Deploy the Imager app to AWS¶
Deploy your imager application to AWS, using manual means. You should seriously consider reading this blog post first and making sense of it.
Tasks¶
Here are the things you must incorporate to get it all working:
- Create an EC2 instance
- Install and configure nginx to proxy to Django, and to serve static and media files without proxying these requests to Django.
- Set up gunicorn or waitress serving your Django app as an upstart process (see the gunicorn deployment docs for examples of how to do this).
- Install GUnicorn or some equivalent wsgi server
- Install your application code
- Create an upstart conf file that includes required system environment variables to get everything working correctly.
- Create an RDS instance and connect to it from Django.
- Use a gmail account to send email. Be very careful about setting up an appropriate setting for DEFAULT_FROM_EMAIL. If this is not set to the address that belongs to the gmail account (or an alias registered with the account) google will refuse to send the email.

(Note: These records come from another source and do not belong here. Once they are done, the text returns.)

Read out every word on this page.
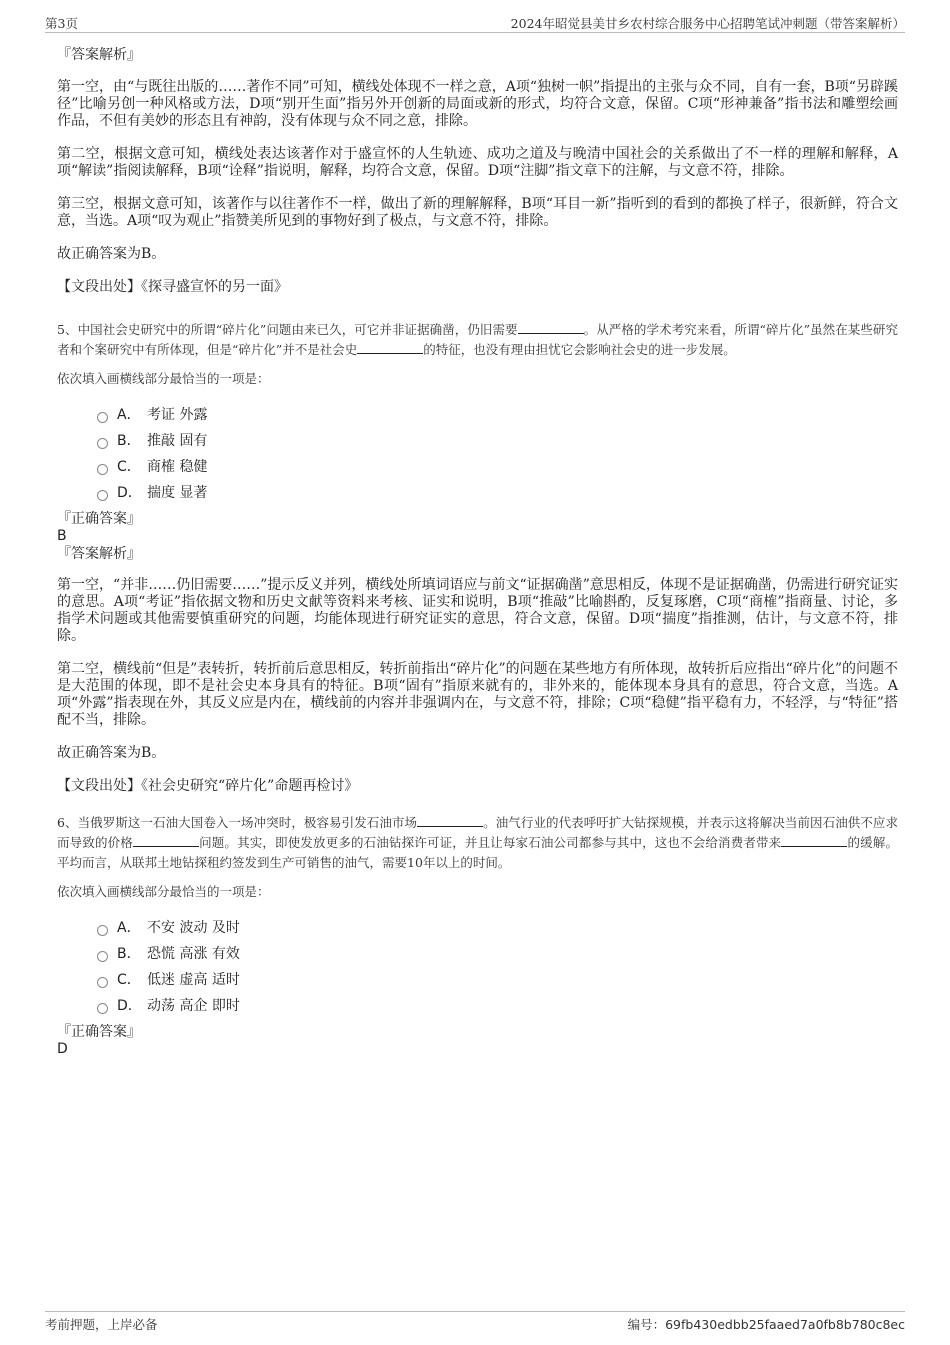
第3页	2024年昭觉县美甘乡农村综合服务中心招聘笔试冲刺题（带答案解析）
『答案解析』

第一空，由“与既往出版的……著作不同”可知，横线处体现不一样之意，A项“独树一帜”指提出的主张与众不同，自有一套，B项“另辟蹊径”比喻另创一种风格或方法，D项“别开生面”指另外开创新的局面或新的形式，均符合文意，保留。C项“形神兼备”指书法和雕塑绘画作品，不但有美妙的形态且有神韵，没有体现与众不同之意，排除。

第二空，根据文意可知，横线处表达该著作对于盛宣怀的人生轨迹、成功之道及与晚清中国社会的关系做出了不一样的理解和解释，A项“解读”指阅读解释，B项“诠释”指说明，解释，均符合文意，保留。D项“注脚”指文章下的注解，与文意不符，排除。

第三空，根据文意可知，该著作与以往著作不一样，做出了新的理解解释，B项“耳目一新”指听到的看到的都换了样子，很新鲜，符合文意，当选。A项“叹为观止”指赞美所见到的事物好到了极点，与文意不符，排除。

故正确答案为B。

【文段出处】《探寻盛宣怀的另一面》

5、中国社会史研究中的所谓“碎片化”问题由来已久，可它并非证据确凿，仍旧需要	。从严格的学术考究来看，所谓“碎片化”虽然在某些研究者和个案研究中有所体现，但是“碎片化”并不是社会史	的特征，也没有理由担忧它会影响社会史的进一步发展。

依次填入画横线部分最恰当的一项是：

A． 考证 外露
B． 推敲 固有
C． 商榷 稳健
D． 揣度 显著
『正确答案』
B
『答案解析』

第一空，“并非……仍旧需要……”提示反义并列，横线处所填词语应与前文“证据确凿”意思相反，体现不是证据确凿，仍需进行研究证实的意思。A项“考证”指依据文物和历史文献等资料来考核、证实和说明，B项“推敲”比喻斟酌，反复琢磨，C项“商榷”指商量、讨论，多指学术问题或其他需要慎重研究的问题，均能体现进行研究证实的意思，符合文意，保留。D项“揣度”指推测，估计，与文意不符，排除。

第二空，横线前“但是”表转折，转折前后意思相反，转折前指出“碎片化”的问题在某些地方有所体现，故转折后应指出“碎片化”的问题不是大范围的体现，即不是社会史本身具有的特征。B项“固有”指原来就有的，非外来的，能体现本身具有的意思，符合文意，当选。A项“外露”指表现在外，其反义应是内在，横线前的内容并非强调内在，与文意不符，排除；C项“稳健”指平稳有力，不轻浮，与“特征”搭配不当，排除。

故正确答案为B。

【文段出处】《社会史研究“碎片化”命题再检讨》

6、当俄罗斯这一石油大国卷入一场冲突时，极容易引发石油市场	。油气行业的代表呼吁扩大钻探规模，并表示这将解决当前因石油供不应求而导致的价格	问题。其实，即使发放更多的石油钻探许可证，并且让每家石油公司都参与其中，这也不会给消费者带来	的缓解。平均而言，从联邦土地钻探租约签发到生产可销售的油气，需要10年以上的时间。

依次填入画横线部分最恰当的一项是：

A． 不安 波动 及时
B． 恐慌 高涨 有效
C． 低迷 虚高 适时
D． 动荡 高企 即时
『正确答案』
D
考前押题，上岸必备	编号：69fb430edbb25faaed7a0fb8b780c8ec
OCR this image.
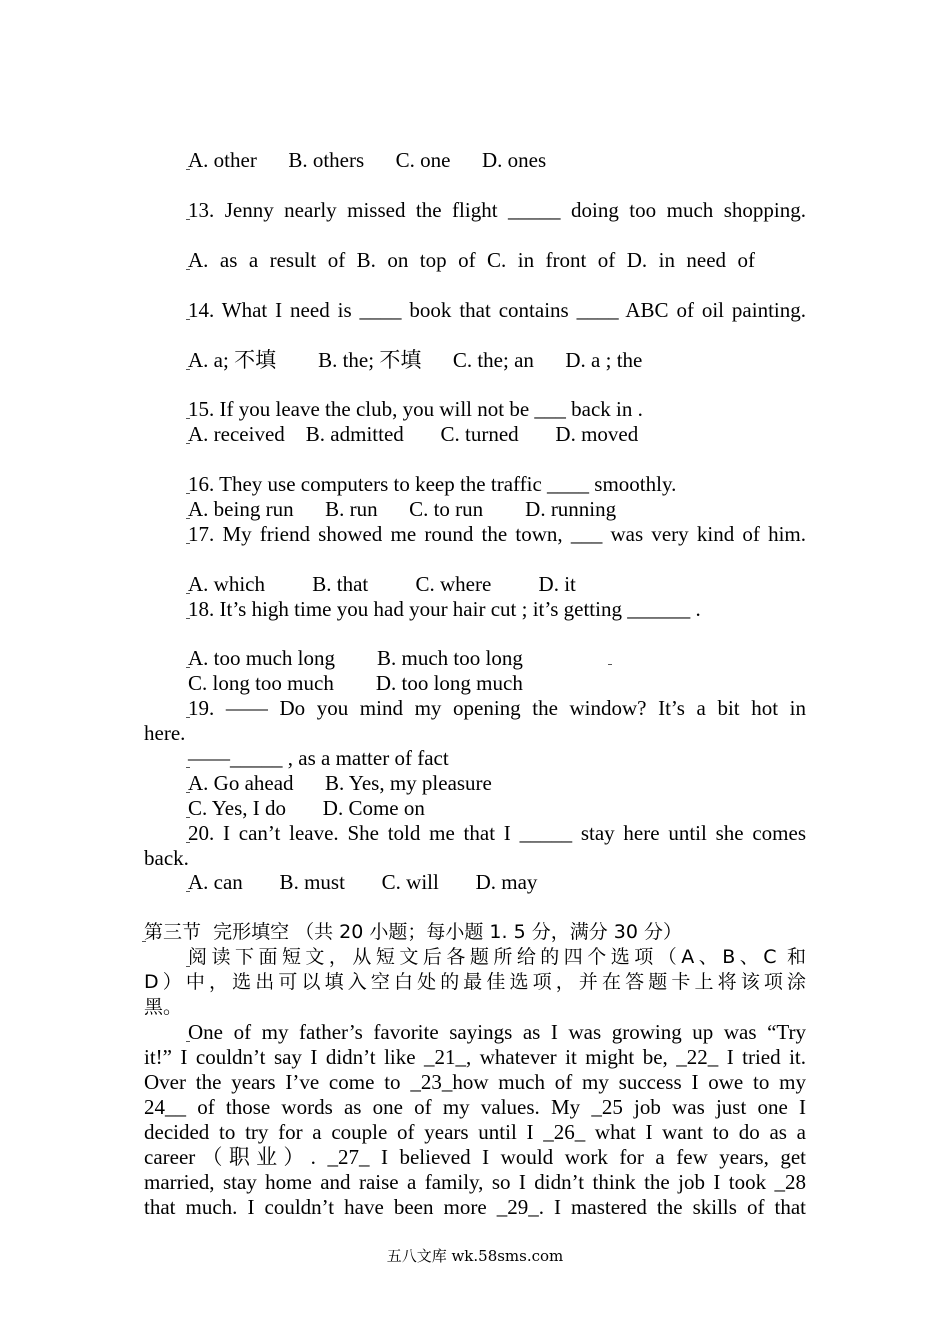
A. other      B. others      C. one      D. ones
13. Jenny nearly missed the flight _____ doing too much shopping.
A. as a result of B. on top of C. in front of D. in need of
14. What I need is ____ book that contains ____ ABC of oil painting.
A. a; 不填        B. the; 不填      C. the; an      D. a ; the
15. If you leave the club, you will not be ___ back in .
A. received    B. admitted       C. turned       D. moved
16. They use computers to keep the traffic ____ smoothly.
A. being run      B. run      C. to run        D. running
17. My friend showed me round the town, ___ was very kind of him.
A. which         B. that         C. where         D. it
18. It’s high time you had your hair cut ; it’s getting ______ .
A. too much long        B. much too long
C. long too much        D. too long much
19. —— Do you mind my opening the window? It’s a bit hot in
here.
——_____ , as a matter of fact
A. Go ahead      B. Yes, my pleasure
C. Yes, I do       D. Come on
20. I can’t leave. She told me that I _____ stay here until she comes
back.
A. can       B. must       C. will       D. may
第三节  完形填空 （共 20 小题；每小题 1. 5 分，满分 30 分）
阅读下面短文，从短文后各题所给的四个选项（A、B、C 和
D）中，选出可以填入空白处的最佳选项，并在答题卡上将该项涂
黑。
One of my father’s favorite sayings as I was growing up was “Try
it!” I couldn’t say I didn’t like _21_, whatever it might be, _22_ I tried it.
Over the years I’ve come to _23_how much of my success I owe to my
24__ of those words as one of my values. My _25 job was just one I
decided to try for a couple of years until I _26_ what I want to do as a
career（职业）. _27_ I believed I would work for a few years, get
married, stay home and raise a family, so I didn’t think the job I took _28
that much. I couldn’t have been more _29_. I mastered the skills of that
五八文库 wk.58sms.com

For a basic walkthrough of this process, see this lecture. You may wish to add dj-database-url and django-configurations to your setup to simplify the job of using environment variables to manage sensitive configuration.

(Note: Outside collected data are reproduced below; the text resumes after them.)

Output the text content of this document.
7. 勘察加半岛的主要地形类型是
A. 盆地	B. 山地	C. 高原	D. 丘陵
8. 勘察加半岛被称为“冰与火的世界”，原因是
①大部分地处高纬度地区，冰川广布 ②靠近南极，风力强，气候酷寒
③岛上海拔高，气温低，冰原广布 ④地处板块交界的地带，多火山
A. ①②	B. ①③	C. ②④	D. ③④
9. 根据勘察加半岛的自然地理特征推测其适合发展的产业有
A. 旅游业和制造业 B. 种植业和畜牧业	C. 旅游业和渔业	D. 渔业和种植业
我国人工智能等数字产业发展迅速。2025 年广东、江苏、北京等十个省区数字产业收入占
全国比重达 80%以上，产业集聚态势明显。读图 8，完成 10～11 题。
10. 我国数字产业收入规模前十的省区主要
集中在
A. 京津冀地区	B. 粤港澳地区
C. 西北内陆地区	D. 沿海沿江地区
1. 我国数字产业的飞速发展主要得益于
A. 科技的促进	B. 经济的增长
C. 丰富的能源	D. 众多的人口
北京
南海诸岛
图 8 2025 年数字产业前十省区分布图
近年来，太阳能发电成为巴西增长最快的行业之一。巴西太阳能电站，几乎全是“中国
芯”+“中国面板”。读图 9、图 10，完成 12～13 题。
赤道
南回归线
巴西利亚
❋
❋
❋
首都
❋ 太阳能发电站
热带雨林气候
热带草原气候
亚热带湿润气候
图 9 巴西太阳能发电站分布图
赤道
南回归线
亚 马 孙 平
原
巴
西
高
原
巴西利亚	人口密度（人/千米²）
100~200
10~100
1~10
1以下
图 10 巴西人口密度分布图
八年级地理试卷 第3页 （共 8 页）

You will absolutely want to read the Django Deployment Checklist in order to get your Django configuration squared away for public deployment.
Please read this blog post for another approach to controlling settings across environments (an alternative to django-configurations).
Submitting Your Work¶
When you have the deployment working, and I can register myself for the site and upload some pictures, submit the URL for your running site.